Gold is not a particularly good investment. It yields no interest and pays no dividend: the only way its owners can earn a return is if other investors value the shiny metal more tomorrow than they did today. For a “haven” asset, which investors can use to preserve capital in times of crisis, it is remarkably speculative: aside from some niche industrial uses, most of the permanent demand comes from jewellery. Its rise in value this week to a near-record high of $2,000 per troy ounce reflects the fact that many other options are even less attractive, rather than any intrinsic merits.
Many traditional “safe assets” such as government bonds similarly either yield nothing or will gradually lose their value thanks to inflation and negative interest rates. As with gold, earning a return on US Treasuries relies on speculating that prices of the bonds can continue to increase. With interest rates already at virtually zero in the US and little indication that the Fed intends to drop them into negative territory, that does not strike many as a good bet. In that situation, some investors see gold, which is less vulnerable to inflation, as more attractive.

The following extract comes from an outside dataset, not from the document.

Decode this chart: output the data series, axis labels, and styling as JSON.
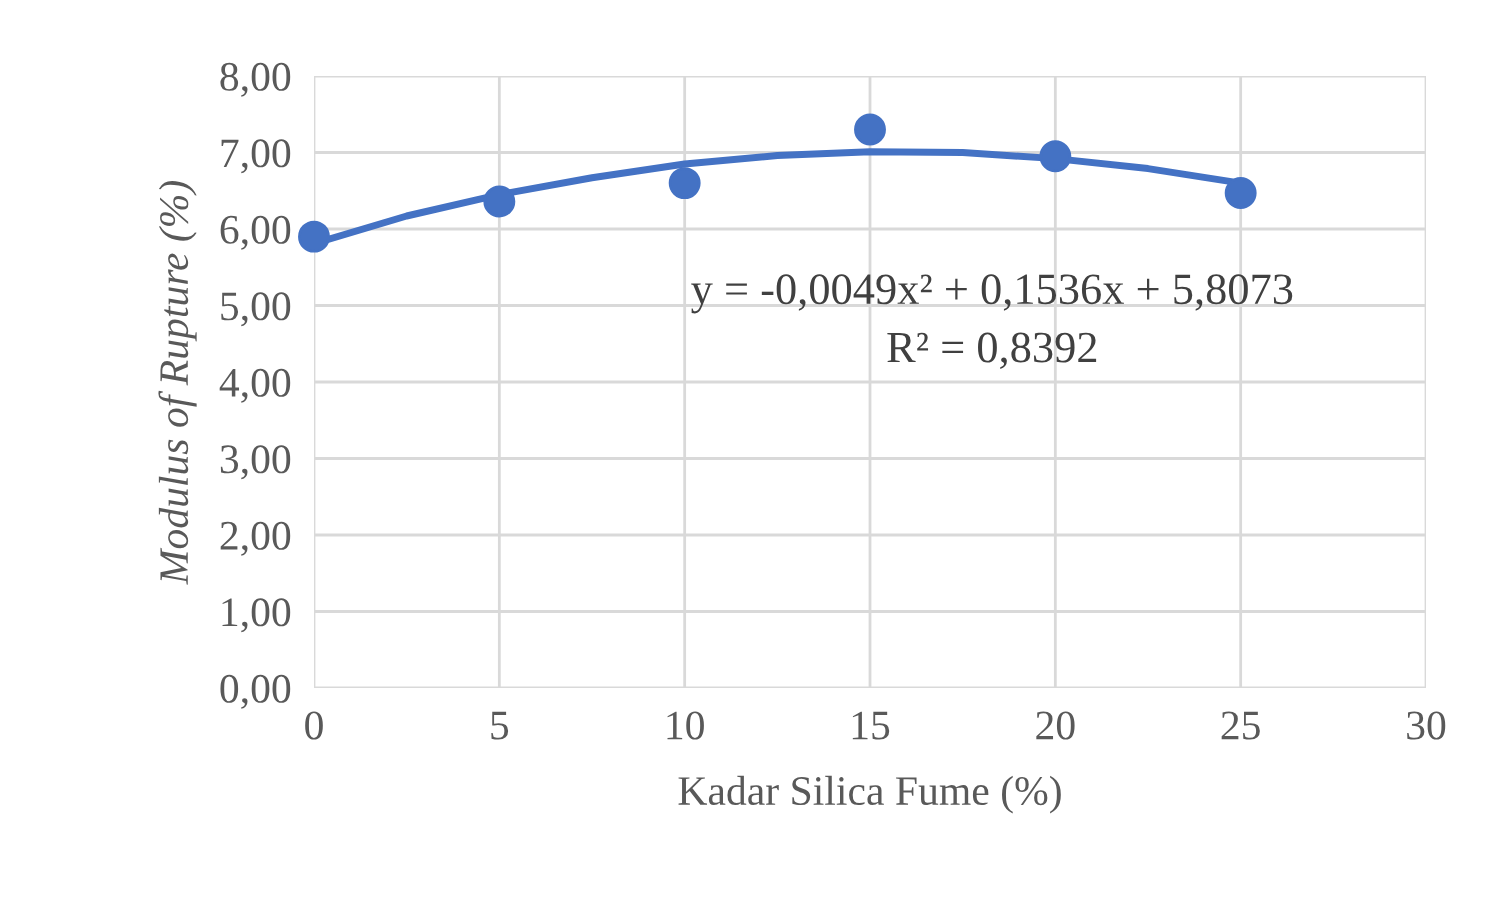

The current rise in gold is also an indication of fear: what gold primarily offers investors is an alternative to the dollar. Adjusting for changes in overall prices, the metal has been more expensive only twice before: during 2011, when a congressional stand-off over the US debt ceiling and the potential for the eurozone to break up drove demand; and in the early 1980s, when a new Islamic revolutionary regime in Iran contributed to concerns that the, partly oil-driven, inflation of the 1970s would erode the value of the greenback. Its rise today once again reflects worries over the safety of investing in the world’s largest economy.